First, there were allegations of sexual harassment from former Uber engineer Susan Fowler. Then, a surge pricing controversy and #deleteUber campaign cost the company around 200,000 users who deleted their accounts in protest. Soon after, Uber founder Travis Kalanick was caught on video losing his temper in an argument with an Uber driver who said he went bankrupt because of company’s policies.

Now, the company is battling yet another PR crisis that erupted after The New York Times reported that Uber used a number of methods to evade city officials who tried to “clamp down on the ride-hailing service.” Code-named “Greyball,” the program used a variety of markers to tag local law enforcement agents preventing them from being able to hire an Uber car.

The company confirmed the existence of Greyball in a statement, saying:

“This program denies ride requests to users who are violating our terms of service — whether that’s people aiming to physically harm drivers, competitors looking to disrupt our operations, or opponents who collude with officials on secret ‘stings’ meant to entrap drivers.”
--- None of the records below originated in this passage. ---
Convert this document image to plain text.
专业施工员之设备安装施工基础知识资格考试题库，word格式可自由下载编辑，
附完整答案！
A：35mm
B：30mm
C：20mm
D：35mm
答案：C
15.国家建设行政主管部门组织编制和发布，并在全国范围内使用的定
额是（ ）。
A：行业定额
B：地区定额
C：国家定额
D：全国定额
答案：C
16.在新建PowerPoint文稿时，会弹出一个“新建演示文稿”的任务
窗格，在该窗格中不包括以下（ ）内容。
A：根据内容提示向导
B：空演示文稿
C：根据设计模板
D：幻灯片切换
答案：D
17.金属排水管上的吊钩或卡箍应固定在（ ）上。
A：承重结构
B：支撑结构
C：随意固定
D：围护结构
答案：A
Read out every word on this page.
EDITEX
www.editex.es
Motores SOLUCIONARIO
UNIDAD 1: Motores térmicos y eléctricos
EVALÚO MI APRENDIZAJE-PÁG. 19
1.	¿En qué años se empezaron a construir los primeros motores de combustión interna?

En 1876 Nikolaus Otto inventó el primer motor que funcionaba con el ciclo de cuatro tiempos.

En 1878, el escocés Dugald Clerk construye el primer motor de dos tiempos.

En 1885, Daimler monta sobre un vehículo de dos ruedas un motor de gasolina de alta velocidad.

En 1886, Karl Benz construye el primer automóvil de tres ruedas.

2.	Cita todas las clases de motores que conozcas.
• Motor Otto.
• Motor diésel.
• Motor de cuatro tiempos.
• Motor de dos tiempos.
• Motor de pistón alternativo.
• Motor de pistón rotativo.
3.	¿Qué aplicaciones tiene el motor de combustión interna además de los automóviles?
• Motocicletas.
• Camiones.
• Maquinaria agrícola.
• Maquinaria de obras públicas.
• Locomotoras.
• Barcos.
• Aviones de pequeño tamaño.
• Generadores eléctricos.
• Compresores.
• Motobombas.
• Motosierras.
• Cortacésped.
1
The recent New York Times report surely raised business ethics concerns regarding Uber’s methods. However, with some legal experts saying that the Greyball program could potentially be considered as intentional obstruction of justice in certain jurisdictions, the situation could evolve into much more than just another PR crisis.

From the public relations standpoint, Uber’s brand image has definitely taken a serious hit in recent months. With a valuation of $68 billion, the company is still the dominant force in the ride-sharing business. However, in order to maintain that leadership for years to come, Kalanick and his communications team have much work to do in the coming months.

After all, in the business world, a company is only as good as its reputation.